Shinji Mikami’s overlooked masterpiece managed to confound as much as it frustrated; the typical intense difficulty you would associate with a PlatinumGames title was backed up by mechanics masquerading as one thing, when actually – on closer inspection – revealing themselves to be something else entirely.
What looked like a basic cover-based shooter with bullet time elements – that being the most du jour of all genres at the time – was actually revealed to be… well, it’s hard to describe.
A combo-based, third-person shoot-’em-mup/beat-‘em-up in which hiding in cover was actually a sign of failure on the player’s part, and where getting your backside out there into the action was both an invitation for the AI to batter you, and for the player to have an absolute belter of a time… though mainly the former.
How did this come about? The main culprit was Vanquish’s obsession with sliding: lead character Sam Gideon goes into battle sporting an augmented battle suit (and that’s about all the story worth mentioning).
Said suit comes with it a bunch of boosters all over the place, allowing our protagonist to expedite his process around a room – not when running, but when knee, back, side, or bottom-based. Yes, Vanquish’s Killer Feature was its sliding. Its controlled slipping. Its manic scooting.
The pace at which a player character moves is often limited – plodding, you might say, unless you’re clicking on sprint and enjoying a brief spell of less-slow action. As such it was to be expected players would approach Vanquish with this ingrained pace in mind, and it’s no surprise a fair few were left underwhelmed with what they played.
But engaging those boosters, sliding about the arena of combat on your knees, engaging bullet time, and picking apart waves of enemies with frenzied precision was the reward for those who stuck with it and picked up the game’s unique take on the third-person field.
At first it feels like a bit of a gimmick, but it really isn’t long until the sliding becomes second nature; that it forms an intrinsic part of your Vanquish experience.

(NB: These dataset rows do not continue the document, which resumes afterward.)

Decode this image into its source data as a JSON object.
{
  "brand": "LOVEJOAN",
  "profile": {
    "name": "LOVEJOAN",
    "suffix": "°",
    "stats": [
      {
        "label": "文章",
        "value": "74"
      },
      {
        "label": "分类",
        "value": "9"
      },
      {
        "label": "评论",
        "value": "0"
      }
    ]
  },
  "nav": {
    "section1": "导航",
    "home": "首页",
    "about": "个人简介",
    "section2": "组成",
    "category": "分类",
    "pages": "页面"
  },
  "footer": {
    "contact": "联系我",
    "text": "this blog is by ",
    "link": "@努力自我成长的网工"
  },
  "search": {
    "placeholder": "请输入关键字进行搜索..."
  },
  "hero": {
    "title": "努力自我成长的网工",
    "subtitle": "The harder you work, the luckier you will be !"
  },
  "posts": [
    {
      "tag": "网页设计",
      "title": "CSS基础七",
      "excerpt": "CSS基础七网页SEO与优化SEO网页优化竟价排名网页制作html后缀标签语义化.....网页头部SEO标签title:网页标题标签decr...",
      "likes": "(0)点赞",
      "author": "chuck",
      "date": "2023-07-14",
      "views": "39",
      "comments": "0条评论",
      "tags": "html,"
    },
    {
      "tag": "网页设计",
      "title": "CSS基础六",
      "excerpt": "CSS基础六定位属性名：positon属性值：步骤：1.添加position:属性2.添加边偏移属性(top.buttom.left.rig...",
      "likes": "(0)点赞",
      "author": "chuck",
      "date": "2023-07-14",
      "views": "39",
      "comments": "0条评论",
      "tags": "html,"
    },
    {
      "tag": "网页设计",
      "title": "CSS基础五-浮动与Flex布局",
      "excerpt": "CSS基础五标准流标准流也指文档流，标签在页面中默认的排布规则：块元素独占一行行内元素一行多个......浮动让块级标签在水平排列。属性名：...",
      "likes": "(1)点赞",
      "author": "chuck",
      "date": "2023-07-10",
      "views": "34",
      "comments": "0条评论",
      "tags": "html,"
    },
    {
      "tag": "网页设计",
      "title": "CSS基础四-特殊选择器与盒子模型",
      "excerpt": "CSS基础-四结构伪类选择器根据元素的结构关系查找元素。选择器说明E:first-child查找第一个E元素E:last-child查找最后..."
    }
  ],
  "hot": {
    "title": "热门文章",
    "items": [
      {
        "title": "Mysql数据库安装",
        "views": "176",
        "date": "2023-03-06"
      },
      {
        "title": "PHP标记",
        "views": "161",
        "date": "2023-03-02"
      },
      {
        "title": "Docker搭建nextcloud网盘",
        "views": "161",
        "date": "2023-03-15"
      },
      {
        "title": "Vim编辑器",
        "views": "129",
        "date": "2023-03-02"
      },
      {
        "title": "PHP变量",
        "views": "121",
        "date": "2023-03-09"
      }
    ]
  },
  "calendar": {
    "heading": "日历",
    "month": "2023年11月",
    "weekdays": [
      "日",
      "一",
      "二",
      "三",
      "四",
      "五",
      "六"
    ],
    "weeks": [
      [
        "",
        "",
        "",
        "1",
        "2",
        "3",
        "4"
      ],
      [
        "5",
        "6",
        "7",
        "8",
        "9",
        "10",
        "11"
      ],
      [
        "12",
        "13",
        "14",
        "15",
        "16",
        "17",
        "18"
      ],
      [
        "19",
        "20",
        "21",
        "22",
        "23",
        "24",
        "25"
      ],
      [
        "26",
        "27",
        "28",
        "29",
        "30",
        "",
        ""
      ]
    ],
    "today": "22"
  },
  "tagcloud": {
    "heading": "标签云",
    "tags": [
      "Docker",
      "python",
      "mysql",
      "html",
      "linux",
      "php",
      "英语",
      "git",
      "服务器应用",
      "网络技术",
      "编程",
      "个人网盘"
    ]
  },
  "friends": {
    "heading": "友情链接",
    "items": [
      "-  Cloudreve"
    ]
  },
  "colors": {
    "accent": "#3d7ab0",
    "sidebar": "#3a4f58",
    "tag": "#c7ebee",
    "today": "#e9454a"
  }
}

And that’s where the game’s length – another woefully misunderstood element – came into its own too.
When you start the game, you’re a mite lost at sea, but after picking it up and mastering the mechanics (to some extent) you find yourself wanting to go again from the beginning with all this knowledge to hand, to truly take in the whole game as it was meant to be played.
Vanquish’s campaign lasts about five hours – a criticism levelled at it at the time – but it’s meant to be played and played and played again, just like any shmup or beat-‘em-up.
Any longer and few would bother starting again. Any shorter and few would actually get to grips with that sliding mechanic. Five-ish hours was perfect, and made Vanquish the kind of game you wanted to go back to again and again.
Its PC re-release in 2017 just helped to highlight how much of an overlooked gem the game really is. And none of that would have been possible without the ability to slide into combat at high speed on your arse.